Nefiracetam is a cyclic derivative of gamma-aminobutyric acid (GABA). It is thought to act by normalising dysfunctional acetylcholine, GABA and possibly monoamine neurotransmitter systems, but it may also facilitate N/L-type calcium channel opening. Nefiracetam has received attention as a treatment for seizures, depression, and dementia. Nefiracetam was found to be extremely testicular toxic in both rats and dogs; it was found to significantly decrease the levels of testicular testosterone leading to atrophy and malformation of sperm.

Seletracetam, a pyrrolidone derivative is a new drug in epilepsy development. Seletracetam has high binding affinity to the synaptic vesicle 2A (SV2A) protein. In addition, was discovered, that the drug bound to N-type calcium channels and inhibited high-voltage-activated Ca2+ currents and intracellular Ca2+ increase. Seletracetam participated in Phase III clinical trials; however, all these studies for the treatment of epilepsy were terminated. Moreover, it is unknown whether planned phase IIb/III trials will begin.

Ebalzotan is a selective serotonin (5-HT1A) receptor agonist, was chosen by Astra in the early 1990s as a candidate drug for the treatment of depression and anxiety. It has a modest affinity for the 5-HT(7). In vivo, ebalzotan induced all the typical effects of a 5-HT(1A) receptor agonist in rats: it decreased 5-HT synthesis (5-HTP accumulation) and 5-HT turnover (measured as the ratio of 5-hydroxyindoleacetic acid/5-HT), increased corticosterone secretion, induced the 5-HT(1A) syndrome (flat body posture and forepaw treading), inhibited the cage-leaving response, and caused hypothermia. Ebalzotan had been in phase I clinical trial for the treatment of major depressive disorder. However, this study was discontinued.

Dimesna is a prodrug of mesna (dimer of mesna). Dimesna is reduced to mesna in the kidneys. Dimesna does not prevent cellular damage by metabolites of ifosfamide and cyclophosphamide in the renal tubular cell line LLC-PK1. Dimesna is a mucolytic agent used to alleviate toxic side effects of antitumor drugs. The organic acid transporter OAT4 on the luminal side of the proximal renal tubule facilitates the reabsorption of dimesna, and therefore its reduction to mesna, whereas the multidrug and toxin extrusion protein MATE1, the multidrug resistance protein MRP2, and P glycoprotein facilitate the efflux of mesna and/or dimesna back into the lumen; dimesna may also be excreted unchanged by MRP4. It has therefore been suggested that polymorphism of these renal transport proteins or transporter-mediated drug-drug interactions may reduce the efficacy of mesna and dimesna.

Oxfenicine is a CPT-1b-specific inhibitor. It must be transaminated to its active form, 4-hydroxyphenyl-glyoxylate, which is competitive with carnitine, preventing the formation of acylcarnitine. Because CPT-1b shows the highest sensitivity to 4-hydroxyphenyl-glyoxylate, inhibition of fatty acid oxidation by oxfenicine takes place selectively in those tissues that express this CPT isoform. It may be effective for treating noninsulin-dependent diabetes mellitus which is characterized by elevated fatty acid levels and obesity. In 1980 it was also tested in preclinical models of angina pectoris and ischemia.

Halofenate (MK-185) was invented as a hypolipidemic and hypouricemic agent. It was shown that halofenate lower serum triglycerides and uric acid in patients with a variety of hyperlipidemias. Treatment of dyslipidemic type 2 diabetic patients also showed triglyceride lowering and, surprisingly, significant reductions in plasma glucose and insulin. Halofenate is a selective PPAR-γ modulator (SPPARγM). SPPARγMs are believed to bind in distinct manners to the ligand-binding pocket of PPAR-γ, leading to altered receptor conformational stability and resulting in distinct patterns of gene expression.
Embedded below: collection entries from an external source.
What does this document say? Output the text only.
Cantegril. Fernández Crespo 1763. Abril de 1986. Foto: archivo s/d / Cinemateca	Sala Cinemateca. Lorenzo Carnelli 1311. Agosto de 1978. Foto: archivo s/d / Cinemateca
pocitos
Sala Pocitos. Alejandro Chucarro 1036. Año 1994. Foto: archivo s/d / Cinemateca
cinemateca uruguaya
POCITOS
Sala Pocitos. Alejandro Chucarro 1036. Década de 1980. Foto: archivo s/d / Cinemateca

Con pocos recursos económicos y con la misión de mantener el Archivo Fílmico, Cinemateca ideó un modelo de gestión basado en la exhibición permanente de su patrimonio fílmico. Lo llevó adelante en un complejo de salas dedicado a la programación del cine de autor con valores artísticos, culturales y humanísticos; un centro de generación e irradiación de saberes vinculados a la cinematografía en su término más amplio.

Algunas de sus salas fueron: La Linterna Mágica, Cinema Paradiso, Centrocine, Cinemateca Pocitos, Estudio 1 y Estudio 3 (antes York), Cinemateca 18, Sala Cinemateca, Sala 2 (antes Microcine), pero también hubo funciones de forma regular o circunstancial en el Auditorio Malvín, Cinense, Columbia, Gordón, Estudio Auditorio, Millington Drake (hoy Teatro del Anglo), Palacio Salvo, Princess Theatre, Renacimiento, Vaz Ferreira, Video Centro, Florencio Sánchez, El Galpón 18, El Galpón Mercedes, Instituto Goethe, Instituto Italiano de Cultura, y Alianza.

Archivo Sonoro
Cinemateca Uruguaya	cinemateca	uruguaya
Thus, was suggested that halofenate hold promising therapeutic potential in the treatment of type 2 diabetes, without the side effects. However, information about the current use of this compound is not available.
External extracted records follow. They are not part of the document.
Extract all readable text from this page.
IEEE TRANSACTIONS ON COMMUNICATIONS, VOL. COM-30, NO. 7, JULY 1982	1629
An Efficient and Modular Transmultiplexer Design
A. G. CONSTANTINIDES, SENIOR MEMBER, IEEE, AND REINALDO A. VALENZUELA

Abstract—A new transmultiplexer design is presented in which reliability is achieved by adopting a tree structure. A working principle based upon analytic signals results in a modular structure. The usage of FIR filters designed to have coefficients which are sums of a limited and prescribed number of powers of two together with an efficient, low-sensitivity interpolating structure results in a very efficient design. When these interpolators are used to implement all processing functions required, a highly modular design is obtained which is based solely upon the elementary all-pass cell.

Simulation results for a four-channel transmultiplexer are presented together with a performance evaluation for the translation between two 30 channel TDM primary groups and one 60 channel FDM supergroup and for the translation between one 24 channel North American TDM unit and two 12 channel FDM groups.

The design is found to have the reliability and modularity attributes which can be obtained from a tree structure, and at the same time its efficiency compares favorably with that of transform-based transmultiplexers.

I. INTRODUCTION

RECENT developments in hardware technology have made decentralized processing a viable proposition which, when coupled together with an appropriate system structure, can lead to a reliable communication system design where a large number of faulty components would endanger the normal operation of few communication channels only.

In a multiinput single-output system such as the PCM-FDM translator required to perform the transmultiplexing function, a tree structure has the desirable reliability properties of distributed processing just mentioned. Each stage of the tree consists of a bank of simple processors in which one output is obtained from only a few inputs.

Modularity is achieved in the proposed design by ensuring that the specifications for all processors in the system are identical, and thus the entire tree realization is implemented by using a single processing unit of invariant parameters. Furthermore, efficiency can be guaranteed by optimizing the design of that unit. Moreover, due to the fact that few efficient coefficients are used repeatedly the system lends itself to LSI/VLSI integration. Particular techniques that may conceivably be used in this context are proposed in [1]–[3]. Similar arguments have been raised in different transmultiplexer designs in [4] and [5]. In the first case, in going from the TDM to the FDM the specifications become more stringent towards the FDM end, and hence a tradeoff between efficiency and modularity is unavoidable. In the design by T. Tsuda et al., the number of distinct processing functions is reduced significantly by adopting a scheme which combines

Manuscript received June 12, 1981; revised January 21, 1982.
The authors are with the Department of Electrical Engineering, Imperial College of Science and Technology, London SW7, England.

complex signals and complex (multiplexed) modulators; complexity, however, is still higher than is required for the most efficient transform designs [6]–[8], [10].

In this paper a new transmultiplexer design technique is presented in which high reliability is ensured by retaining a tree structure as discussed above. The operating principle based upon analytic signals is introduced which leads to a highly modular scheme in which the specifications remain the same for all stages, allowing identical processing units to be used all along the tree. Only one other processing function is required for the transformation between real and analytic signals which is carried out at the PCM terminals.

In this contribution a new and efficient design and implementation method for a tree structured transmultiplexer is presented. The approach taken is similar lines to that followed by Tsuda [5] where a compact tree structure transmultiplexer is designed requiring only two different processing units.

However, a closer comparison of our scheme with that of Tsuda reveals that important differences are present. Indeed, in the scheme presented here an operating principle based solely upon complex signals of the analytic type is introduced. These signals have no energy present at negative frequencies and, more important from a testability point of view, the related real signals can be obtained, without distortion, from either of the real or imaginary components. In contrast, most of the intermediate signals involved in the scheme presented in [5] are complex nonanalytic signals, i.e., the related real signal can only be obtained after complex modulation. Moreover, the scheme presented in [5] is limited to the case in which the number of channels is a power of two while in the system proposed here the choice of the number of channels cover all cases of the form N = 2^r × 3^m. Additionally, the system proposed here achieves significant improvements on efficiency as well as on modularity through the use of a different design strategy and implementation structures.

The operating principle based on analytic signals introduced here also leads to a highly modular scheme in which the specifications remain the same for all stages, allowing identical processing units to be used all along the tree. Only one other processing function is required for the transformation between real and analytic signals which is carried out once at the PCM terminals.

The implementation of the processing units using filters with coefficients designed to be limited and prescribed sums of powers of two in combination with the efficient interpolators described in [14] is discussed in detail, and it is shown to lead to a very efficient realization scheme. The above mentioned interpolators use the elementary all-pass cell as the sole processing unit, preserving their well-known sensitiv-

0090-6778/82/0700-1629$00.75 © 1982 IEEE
S-Allylcysteine (SAC), the most abundant organosulfur compound in aged garlic extract, has multifunctional activity via different mechanisms and neuroprotective effects that are exerted probably via its antioxidant or free radical scavenger action. Anticancer effects of SAC were reported in prostate cancer, breast cancer, oral cavity cancer, non-small cell lung cancer, neuroblastoma, and hepatocellular carcinoma through the restoration of E-cadherin, the reduction of Slug and matrix metalloproteinase (MMP) protein expression, and stimulating apoptotic pathways. In addition, recently was revealed, that SAC might have imperative implications for the deterrence and early treatment of type 2 diabetes by reducing the influx of glucose in the polyol pathway, thereby elevating the GSH level and reducing the activities of aldose reductase (AR) and sorbitol dehydrogenase (SDH).